Le temps retrouvé. Rythme musical. Dramaturgie.

Avec les personnes déficientes mentales.

Besançon. 10/11 novembre 2008.

Régine Pradel Saint Paul en Jarez

 

La population avec laquelle j'exerce.

Je suis éducatrice et musicothérapeute. Je travaille auprès de personnes déficientes intellectuelles adultes, des deux sexes : maladies génétiques : trisomie, myopathie, anoxie néo-natale, IMC, séquelles d'encéphalite infantile A ce handicap, sont souvent associés des troubles de la personnalité de la lignée psychotique, autistique, des troubles neurologiques (épilepsie).

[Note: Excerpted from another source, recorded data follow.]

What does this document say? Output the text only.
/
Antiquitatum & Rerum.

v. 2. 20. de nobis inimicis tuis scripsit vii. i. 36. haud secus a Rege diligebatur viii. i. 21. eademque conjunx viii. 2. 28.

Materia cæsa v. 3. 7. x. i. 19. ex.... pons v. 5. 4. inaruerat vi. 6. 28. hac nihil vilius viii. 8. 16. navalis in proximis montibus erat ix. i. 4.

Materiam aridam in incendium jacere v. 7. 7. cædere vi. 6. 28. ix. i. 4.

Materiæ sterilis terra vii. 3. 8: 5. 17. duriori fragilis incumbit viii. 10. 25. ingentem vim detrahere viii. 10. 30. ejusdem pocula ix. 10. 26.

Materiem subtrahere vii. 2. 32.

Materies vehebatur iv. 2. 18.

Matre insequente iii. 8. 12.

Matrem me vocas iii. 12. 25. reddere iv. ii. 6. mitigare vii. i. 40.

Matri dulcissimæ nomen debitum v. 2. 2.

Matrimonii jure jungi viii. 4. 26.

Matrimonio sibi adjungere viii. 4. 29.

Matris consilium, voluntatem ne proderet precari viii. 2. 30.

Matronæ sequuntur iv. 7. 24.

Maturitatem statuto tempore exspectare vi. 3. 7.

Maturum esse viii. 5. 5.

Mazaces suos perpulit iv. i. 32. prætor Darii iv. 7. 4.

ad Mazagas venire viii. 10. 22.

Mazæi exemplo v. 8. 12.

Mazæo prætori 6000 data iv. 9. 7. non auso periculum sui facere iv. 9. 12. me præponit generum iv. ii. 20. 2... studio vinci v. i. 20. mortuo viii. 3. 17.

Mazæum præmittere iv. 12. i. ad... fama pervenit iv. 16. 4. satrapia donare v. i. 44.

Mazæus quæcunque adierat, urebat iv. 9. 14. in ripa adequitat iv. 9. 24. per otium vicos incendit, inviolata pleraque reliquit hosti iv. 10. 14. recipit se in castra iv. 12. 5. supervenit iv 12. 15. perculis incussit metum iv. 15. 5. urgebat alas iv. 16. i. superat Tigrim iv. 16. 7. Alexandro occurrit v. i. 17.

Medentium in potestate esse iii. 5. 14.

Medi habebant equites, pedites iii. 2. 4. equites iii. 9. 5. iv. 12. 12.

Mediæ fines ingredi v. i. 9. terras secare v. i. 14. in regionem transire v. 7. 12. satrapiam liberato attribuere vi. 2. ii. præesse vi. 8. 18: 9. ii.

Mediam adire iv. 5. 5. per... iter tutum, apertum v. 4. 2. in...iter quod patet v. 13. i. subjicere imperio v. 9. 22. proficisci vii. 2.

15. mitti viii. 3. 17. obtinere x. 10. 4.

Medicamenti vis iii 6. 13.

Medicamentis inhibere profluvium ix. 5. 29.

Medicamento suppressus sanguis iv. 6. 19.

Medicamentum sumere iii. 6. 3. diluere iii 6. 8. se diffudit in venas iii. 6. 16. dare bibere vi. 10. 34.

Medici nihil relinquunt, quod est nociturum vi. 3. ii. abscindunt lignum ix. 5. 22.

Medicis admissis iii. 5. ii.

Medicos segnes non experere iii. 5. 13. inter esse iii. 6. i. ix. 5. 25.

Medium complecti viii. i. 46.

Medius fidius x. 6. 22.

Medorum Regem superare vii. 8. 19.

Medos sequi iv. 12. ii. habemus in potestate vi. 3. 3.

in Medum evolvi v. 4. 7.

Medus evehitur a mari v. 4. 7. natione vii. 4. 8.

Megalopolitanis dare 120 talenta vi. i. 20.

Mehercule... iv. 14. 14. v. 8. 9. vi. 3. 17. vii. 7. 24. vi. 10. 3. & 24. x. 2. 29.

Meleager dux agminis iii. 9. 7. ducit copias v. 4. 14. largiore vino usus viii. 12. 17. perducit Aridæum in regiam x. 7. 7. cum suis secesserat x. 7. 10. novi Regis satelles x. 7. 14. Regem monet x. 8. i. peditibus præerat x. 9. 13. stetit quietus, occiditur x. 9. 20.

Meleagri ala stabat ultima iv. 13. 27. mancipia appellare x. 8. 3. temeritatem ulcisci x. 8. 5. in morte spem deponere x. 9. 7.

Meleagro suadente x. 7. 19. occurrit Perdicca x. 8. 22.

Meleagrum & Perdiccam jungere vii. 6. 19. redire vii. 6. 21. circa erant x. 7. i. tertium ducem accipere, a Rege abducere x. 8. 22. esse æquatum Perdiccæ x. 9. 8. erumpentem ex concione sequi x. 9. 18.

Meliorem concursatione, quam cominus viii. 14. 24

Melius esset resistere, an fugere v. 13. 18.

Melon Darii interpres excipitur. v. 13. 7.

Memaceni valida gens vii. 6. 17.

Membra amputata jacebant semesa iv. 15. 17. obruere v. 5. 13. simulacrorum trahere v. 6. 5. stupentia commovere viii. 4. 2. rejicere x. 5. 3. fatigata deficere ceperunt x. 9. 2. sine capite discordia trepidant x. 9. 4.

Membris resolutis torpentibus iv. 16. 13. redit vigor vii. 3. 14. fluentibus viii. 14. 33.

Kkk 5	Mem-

Cette population vieillissant, s'ajoutent, au handicap originel, les symptômes liés au vieillissement parfois précoce. Depuis une année j'exerce dans une MAPHA : Maison d'Accueil pour Personnes Handicapées Agées).

1 - Historique du projet en musicothérapie au sein de l'établissement dans lequel je travaille : Le château de la Bâtie.

Au début j'ai mis en place une activité "Chant".

Ce projet initial s'est situé dans une activité permettant à un groupe de s'exprimer à travers une démarche commune : chanter. Je pensais ouvrir des modes de communication, favoriser des relations conviviales. Je souhaitais sortir de l'isolement, les personnes déficientes mentales et autistes en leur donnant la possibilité de "sortir leur voix". J'avais aussi l'espoir à plus long terme de susciter chez elles, une prise de conscience "d'une possibilité de faire".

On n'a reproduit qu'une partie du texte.